SpecialHumans have a need to feel special, but the patterns in day-to-day life normally don’t give one such a feeling. Day-to-day life is usually mundane, pedantic, and exceedingly boring, until you try dying. Dying, or experiencing a near-death experience, can revitalize life. It can give one that special feeling that allows them to appreciate the changing of the leaves, as if for the first time. Seeing a loved one die can wake us through comparative analysis, because we never view these moments as coincidental or happenstance. They’re seminal moments peppered with purpose: “I just talked to Ernie the other day, and he spoke about the death of Peter Sellers … It’s almost like he knew.” Or, “I was just on 158th and Main Street the other day. I went through that very cross walk one week before Ernie did. That could’ve been me.” This gives us a special feeling, an idea that there is a reason we’re alive, and that we must have a purpose or that would be us lying in that casket.

We also believe that special forces have a hand in our romantic entanglements. “I just happened to go to a bar that I never go to, and I just happened to go to the bar to order a drink at the exact moment she did. Fate had to have played a hand there. There’s no other explanation for it.”

The idea that true randomness occurs is impossible for us to grasp. It seems impossible to us that our company just happened to assign Mark and Brenda sit by each other three years ago. Now that they’re married, everyone at the wedding acknowledges that there had to be special forces at work. For some of us, this is simply theoretical fun. For others, it is an undeniable truth. There are no smiles when they say it. They consider such patterns almost creepy in the manner they take place. This is a connection of random coincidences that seem simply too numerous and too coincidental to be anything other than special forces at work.

“You mean to tell me that Tom just happened to be standing in the middle of the street. He said he never just stands in the middle of the street, but he just happened to be there at the exact moment our precious Judy was when a cement truck “just happened” to topple over and almost kill her, until Tom, who just happened to be there, just happened to reach out and grab her. You mean to tell me that all of those circumstances just happened that way? That there were no special forces at work?”

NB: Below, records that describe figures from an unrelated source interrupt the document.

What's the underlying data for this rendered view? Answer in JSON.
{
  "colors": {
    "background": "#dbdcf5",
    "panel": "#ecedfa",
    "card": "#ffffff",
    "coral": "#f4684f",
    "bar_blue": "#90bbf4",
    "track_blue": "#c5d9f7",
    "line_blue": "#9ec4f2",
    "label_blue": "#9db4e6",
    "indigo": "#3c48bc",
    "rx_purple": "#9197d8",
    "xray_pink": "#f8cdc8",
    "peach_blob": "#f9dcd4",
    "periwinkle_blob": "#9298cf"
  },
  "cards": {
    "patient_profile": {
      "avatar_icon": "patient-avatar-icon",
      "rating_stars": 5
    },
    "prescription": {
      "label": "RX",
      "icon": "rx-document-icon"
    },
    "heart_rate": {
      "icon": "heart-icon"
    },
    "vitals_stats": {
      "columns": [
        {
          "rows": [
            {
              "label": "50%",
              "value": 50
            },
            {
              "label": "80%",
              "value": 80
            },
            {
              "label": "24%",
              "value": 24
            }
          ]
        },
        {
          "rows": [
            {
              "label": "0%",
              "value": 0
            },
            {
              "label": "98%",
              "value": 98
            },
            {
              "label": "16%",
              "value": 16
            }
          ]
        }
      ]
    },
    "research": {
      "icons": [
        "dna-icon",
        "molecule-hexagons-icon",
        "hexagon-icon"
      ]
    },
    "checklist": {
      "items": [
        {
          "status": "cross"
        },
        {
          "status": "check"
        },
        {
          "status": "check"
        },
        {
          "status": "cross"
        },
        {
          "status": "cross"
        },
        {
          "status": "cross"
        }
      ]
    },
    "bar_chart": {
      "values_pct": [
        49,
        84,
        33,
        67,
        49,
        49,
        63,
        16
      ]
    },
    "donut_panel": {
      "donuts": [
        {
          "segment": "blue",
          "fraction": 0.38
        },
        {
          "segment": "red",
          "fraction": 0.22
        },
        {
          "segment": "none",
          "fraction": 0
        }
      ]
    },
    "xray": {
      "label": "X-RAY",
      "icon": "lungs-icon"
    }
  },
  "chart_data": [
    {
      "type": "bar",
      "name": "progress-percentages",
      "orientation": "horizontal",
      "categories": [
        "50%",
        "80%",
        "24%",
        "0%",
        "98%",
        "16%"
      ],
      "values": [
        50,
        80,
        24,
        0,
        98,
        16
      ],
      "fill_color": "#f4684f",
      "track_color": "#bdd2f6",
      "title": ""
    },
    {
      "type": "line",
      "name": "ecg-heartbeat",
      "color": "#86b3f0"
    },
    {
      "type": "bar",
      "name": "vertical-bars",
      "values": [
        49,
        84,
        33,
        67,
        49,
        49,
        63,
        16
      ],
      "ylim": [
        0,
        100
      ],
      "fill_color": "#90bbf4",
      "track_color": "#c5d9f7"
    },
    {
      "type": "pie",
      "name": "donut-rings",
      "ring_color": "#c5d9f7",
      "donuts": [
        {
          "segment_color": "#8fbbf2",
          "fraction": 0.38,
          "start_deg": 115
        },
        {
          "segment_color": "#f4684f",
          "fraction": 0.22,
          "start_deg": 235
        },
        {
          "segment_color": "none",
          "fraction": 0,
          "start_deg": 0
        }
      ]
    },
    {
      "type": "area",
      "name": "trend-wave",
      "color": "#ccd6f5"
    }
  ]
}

Do the apophenia if it makes you feel better, we skeptics say, but you’re never going to convince us that it was anything more than an incredible series of coincidences that occurred to save your young girl’s life. We’ll be extremely happy for you, and we may even cry with happiness (we’re not heartless), but we will probably be one of the few outliers that doesn’t buy into the fact that Judy is special, and she was saved by special forces that have a special purpose for her in life.

Special Forces at Work

How many moments in our lives have we appreciated all that life has to offer? How many times, after a life-altering circumstance, have the mundane routines and patterns that once zapped our energy, attained value with a revitalized mindset? We can’t even remember that person that used to wake without remembering the morning. We love life now, and that freight train, called the mundane, no longer has the power it once did. We think about how much time was wasted waiting for the minutes to click by, until we could go home. We think about all those hours spent waiting for the weekend, until the weekend arrived and we were just as bored at home, on the weekend, as we were in the workplace. When that life-altering circumstance came around and shook our foundation, we felt like there were no more coincidences and random occurrences. We realize that we walked around in a stupor through life, in the same manner we used to grow hypnotized driving familiar paths only to get there without remembering the drive. Our eyes are now open to a purpose we can never explain or achieve. We just know that we do things differently now. One would expect that a survivor of this sort would be more welcome to the random life has to offer, but more often than not it probably just changes the pattern temporarily.